The actual number of eligible voters in the US, those that are legally
entitled to vote, will always be less than the VAP because of the inclusion
of resident aliens (both legal and illegal), as well as convicted felons who
are either institutionalized or who have not yet had their voting rights
restored under the various State laws, persons declared non-compos mentis by
a court of law, or those persons otherwise ineligible to vote.  Non citizens
make up the largest group of ineligible voting age persons. The next largest
group consists of institutionalized felons, who are prohibited by State law
from voting in all but a few States.
Registration is the act of qualifying to vote by formally enrolling on a
list of voters. People who have moved to another election district must take
steps to have their names placed on the voting rolls in their new place of
residence. The number of registered voters is smaller than the number of
eligible voters, since some eligible voters do not register.

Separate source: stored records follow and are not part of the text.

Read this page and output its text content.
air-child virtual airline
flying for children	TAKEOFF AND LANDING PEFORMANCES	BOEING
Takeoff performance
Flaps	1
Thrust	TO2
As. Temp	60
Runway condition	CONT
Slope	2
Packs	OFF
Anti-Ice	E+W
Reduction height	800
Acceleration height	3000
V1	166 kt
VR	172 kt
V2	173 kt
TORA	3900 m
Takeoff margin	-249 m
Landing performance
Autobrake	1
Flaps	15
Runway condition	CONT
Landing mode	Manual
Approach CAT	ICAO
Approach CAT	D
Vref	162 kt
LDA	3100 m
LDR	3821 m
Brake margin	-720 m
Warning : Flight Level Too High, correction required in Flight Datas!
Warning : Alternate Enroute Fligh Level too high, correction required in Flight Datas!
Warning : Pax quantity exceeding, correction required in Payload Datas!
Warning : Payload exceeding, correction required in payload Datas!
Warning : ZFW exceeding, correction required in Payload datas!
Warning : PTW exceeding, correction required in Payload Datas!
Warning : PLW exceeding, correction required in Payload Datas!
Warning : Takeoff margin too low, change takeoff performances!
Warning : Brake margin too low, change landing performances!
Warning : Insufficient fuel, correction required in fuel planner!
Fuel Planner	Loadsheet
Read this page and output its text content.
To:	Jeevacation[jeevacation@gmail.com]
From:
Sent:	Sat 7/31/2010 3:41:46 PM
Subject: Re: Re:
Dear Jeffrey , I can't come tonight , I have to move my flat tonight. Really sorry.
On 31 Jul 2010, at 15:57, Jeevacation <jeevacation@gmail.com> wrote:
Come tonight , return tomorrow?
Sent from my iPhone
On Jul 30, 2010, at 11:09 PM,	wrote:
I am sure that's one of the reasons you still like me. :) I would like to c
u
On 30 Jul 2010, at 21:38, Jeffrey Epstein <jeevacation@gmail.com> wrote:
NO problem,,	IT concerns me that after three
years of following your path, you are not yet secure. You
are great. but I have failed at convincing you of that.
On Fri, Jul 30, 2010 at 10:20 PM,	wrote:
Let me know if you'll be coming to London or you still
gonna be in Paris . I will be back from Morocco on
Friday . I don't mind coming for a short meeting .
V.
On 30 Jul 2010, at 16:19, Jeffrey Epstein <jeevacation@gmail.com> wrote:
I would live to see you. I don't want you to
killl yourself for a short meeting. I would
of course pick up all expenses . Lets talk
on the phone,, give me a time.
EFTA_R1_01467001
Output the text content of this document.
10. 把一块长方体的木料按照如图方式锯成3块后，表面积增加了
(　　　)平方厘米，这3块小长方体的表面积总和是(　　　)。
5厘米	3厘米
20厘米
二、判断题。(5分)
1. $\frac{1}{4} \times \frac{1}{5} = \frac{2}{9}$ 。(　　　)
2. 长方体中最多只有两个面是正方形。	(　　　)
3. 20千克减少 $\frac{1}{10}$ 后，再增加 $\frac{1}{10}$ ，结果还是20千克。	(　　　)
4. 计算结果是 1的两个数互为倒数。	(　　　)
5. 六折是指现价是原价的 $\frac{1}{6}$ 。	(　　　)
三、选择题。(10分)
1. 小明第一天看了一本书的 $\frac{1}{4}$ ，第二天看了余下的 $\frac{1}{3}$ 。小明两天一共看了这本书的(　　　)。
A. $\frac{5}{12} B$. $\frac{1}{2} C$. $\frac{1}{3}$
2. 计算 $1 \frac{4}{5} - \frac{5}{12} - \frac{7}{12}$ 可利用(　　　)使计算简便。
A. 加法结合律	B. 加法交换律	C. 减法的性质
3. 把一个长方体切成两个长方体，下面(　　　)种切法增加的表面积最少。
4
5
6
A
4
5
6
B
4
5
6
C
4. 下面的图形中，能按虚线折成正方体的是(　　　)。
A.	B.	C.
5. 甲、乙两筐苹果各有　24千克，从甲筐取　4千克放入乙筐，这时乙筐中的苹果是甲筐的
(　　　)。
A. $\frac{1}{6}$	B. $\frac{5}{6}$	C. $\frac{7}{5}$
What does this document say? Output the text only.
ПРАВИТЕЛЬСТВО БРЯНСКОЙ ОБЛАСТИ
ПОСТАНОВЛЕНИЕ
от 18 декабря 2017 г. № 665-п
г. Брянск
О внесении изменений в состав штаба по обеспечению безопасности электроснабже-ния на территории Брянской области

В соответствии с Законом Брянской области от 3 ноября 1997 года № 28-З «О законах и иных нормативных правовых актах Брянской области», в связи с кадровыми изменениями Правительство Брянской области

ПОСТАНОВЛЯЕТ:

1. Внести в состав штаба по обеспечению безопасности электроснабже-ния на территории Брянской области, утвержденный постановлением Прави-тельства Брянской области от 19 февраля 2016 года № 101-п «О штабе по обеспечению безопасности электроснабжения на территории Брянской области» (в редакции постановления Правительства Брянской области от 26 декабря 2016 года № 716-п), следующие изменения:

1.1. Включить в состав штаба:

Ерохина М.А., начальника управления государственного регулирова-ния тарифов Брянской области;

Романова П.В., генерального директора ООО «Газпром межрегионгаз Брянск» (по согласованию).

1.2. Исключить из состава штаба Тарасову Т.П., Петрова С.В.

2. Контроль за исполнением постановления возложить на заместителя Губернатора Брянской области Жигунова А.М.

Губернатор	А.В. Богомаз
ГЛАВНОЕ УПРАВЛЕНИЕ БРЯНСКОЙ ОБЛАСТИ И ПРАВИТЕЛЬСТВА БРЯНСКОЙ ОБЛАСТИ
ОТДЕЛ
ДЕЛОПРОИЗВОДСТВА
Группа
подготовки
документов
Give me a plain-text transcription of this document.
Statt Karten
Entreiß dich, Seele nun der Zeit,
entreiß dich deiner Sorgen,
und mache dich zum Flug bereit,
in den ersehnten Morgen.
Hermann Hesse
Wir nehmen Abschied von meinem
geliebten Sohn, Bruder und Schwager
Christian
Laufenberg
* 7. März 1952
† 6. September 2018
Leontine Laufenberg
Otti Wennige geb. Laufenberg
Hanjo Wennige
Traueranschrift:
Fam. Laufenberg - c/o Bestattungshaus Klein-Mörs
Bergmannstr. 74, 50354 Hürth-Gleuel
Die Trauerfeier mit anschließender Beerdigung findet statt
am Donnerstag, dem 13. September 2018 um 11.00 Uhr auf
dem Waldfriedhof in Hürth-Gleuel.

In a few states or parts of states, no formal registration is required.
Voters merely present themselves at the polling place on election day with
proof that they are of age and have met the appropriate residence
requirements. Therefore, in these areas people who are citizens and of
voting age, and who meet the residence requirement, would be considered as
being registered. The total number of registered voters, who are by law able
to vote, constitute the electorate.

Lueko Willms argues that proportional representation is irrelevant, better
democracy would require "Increased social activity" as "the key, i.e.
primarily a rise in class conflicts, with a strengthenig of working peoples
self-esteem and self-confidence.  Changing technicalities of the election
setup would not do the trick, which is one of the fallacies of the
Nader/Camejo campaign which heavily pushed that theme." It sounds very
orthodox Marxism-Leninism.

The problem is that if the first-past-the-post system means that the chances
of electoral success of third parties are very slim, so that dissenting
votes are wasted, many people will see the "increased social activity" of
third parties as futile. There is no reason why electoral reform and
"increased social activitÿ" could not go hand in hand.

Orthodox Marxmism-Leninists would no doubt pontificate that electoral reform
would sow "bourgeois illusions" and that a good election system could only
be devised "after the revolution". But people who are not committed to
genuine popular democracy now, are unlikely to be committed to it "after the
revolution" either - as we saw in Russia and Eastern Europe.